A growing number of uses and applications for information continue to fuel an interest in increasing the amount of information that can be cost effectively transmitted among sites on an information network. In many situations, optical communication has emerged as a preferred technique for high-speed information transmission. Dense wavelength division multiplexing (“DWDM”), which involves transmitting multiple colored optical signals over a common communication path, offers the potential to significantly increase the bandwidth or information carrying capability of that communication path. DWDM technology generally increases the information carrying capability of the path in proportion to the number of colored signals that can coexist on that path, wherein each colored signal transmits in a wavelength channel. However, the general complexity and expense of most conventional DWDM technologies, places DWDM communication out of reach of many cost sensitive applications.

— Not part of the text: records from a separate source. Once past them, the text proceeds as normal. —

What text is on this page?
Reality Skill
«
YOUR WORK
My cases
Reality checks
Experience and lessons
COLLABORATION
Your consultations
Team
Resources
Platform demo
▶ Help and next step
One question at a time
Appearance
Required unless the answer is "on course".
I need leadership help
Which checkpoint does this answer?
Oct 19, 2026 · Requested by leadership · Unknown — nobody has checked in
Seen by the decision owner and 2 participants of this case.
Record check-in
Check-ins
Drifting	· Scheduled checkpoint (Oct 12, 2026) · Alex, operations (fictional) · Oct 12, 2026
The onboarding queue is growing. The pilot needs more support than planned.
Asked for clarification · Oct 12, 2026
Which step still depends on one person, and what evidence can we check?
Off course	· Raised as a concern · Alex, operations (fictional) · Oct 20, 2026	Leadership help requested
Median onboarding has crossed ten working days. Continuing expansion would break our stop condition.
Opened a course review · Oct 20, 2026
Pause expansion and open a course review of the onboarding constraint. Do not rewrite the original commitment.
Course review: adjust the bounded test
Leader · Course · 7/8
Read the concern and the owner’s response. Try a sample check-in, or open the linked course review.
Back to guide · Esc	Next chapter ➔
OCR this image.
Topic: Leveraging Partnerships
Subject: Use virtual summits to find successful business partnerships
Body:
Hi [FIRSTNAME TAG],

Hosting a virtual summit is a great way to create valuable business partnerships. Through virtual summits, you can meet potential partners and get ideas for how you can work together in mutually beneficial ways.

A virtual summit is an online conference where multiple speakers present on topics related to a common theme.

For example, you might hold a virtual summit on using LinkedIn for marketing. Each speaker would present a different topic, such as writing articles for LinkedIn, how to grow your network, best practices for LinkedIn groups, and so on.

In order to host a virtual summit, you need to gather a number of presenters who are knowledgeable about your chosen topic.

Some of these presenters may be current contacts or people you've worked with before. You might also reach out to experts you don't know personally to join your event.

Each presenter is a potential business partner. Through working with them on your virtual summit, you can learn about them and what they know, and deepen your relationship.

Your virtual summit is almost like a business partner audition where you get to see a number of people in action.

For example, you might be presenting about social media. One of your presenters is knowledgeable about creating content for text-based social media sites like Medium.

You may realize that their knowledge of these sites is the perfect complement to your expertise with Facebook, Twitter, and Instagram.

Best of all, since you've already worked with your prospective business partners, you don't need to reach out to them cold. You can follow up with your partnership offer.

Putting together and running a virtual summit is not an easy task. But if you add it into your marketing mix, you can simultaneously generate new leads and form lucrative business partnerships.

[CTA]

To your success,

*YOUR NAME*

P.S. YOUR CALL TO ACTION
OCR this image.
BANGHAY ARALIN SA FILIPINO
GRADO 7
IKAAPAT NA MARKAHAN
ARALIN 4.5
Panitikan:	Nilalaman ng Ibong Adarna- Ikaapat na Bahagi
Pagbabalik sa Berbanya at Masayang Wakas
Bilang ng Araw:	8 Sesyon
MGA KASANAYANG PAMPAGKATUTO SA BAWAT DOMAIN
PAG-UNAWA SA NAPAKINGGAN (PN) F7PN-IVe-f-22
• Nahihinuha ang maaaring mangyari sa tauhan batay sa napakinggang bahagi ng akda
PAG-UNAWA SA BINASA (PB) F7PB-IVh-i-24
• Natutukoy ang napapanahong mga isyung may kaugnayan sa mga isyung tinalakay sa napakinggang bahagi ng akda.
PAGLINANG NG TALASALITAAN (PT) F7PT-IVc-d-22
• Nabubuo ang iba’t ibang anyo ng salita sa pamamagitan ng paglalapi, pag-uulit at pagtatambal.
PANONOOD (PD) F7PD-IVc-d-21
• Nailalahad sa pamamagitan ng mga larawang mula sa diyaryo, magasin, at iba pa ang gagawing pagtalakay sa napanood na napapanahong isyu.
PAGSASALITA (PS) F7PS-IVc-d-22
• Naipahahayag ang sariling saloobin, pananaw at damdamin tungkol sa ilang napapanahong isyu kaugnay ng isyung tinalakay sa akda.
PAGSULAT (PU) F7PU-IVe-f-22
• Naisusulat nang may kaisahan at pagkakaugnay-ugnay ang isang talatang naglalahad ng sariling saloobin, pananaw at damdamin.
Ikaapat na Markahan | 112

Most conventional DWDM systems use single mode laser sources that output highly monochromatic light signals. Those signals typically provide a single concentrated peak of photonic energy at a selected wavelength aligned to the DWDM channel and thereby exhibit high spectral purity. Conventional technologies for controlling such single mode lasers to maintain wavelength alignment with their respective DWDM channels often entails detrimental complications. For example, most conventional DWDM lasers need precise temperature regulation, hermetic packaging, and stray light isolation to operate within DWDM specifications and to maintain wavelength alignment to an assigned DWDM channel. Achieving a sufficient level of such temperature regulation, hermetic packaging, and stray light isolation using conventional technologies can entail manufacturing complexities, operational expenses, excessive power consumption, and bulky size. Such drawbacks often inhibit DWDM communication from applications that could benefit from greater bandwidth.
One conventional approach to providing more than one colored signal on a communication link is coarse wavelength division multiplexing (“CWDM”). Conventional CWDM lasers usually operate without active cooling and output a single mode of light. That single mode of light drifts in wavelength in response to temperature change until reaching a wavelength at which the mode hops. Thus, a conventional CWDM laser may output a single spectral peak of light that responds to temperature change by drifting from a lower end of a wavelength region towards a higher end of that region and then suddenly jumping back to the lower end. The wavelength span of the drifting and mode hopping is often more than 20 nanometers (“nm”), thereby undesirably limiting the number of CWDM channels that can coexist on a particular optical communication link. Further, in many circumstances, such mode hopping can be detrimental to communication integrity and can adversely impact bit error rate.
Another conventional approach to optical communication involves directly modulating free running Fabry Perot lasers. A conventional free running Fabry Perot laser typically generates multiple modes of light that are free to drift within the laser's gain profile. That is, the laser's gain medium has a capability to amplify light across a wavelength span, and the conventional laser's multimode output is generally free to shift and move about within that span. The breadth of that drift and gain profile usually limits the number of conventional Fabry Perot lasers that can concurrently transmit signals over a common communication link and thereby limits the link's accessible bandwidth. For example, some conventional communication networks have at one end of an optical fiber a free running Fabry Perot laser with a gain profile that is nominally centered at 1310 nm and, at the opposite end of the fiber, another free running Fabry Perot laser with a gain profile that is nominally centered at 1550 nm. The 1310 nm laser and the 1550 nm laser transmit signals in opposite directions, and each of those signals can drift within the gain profile of its respective laser.
Conventional technologies for manufacturing optical communication devices are also often undesirably inefficient, costly, or slow. Fabrication often involves expensive processes and systems for forming, processing, aligning, or attaching optical components. Complexity associated with conventional optical device fabrication can limit the extent to which optical networking can address cost sensitive applications.
To address these representative deficiencies in the art, what is needed is a capability for cost effective DWDM communication. The capability should provide optical signals that are robustly aligned to DWDM channels. Another need exists for confining a multimode optical signal to a specified wavelength range. Yet another need exists for cost effective fabrication of optical devices. Such capabilities would support enhancing an optical communication system's bandwidth and would server cost sensitive applications.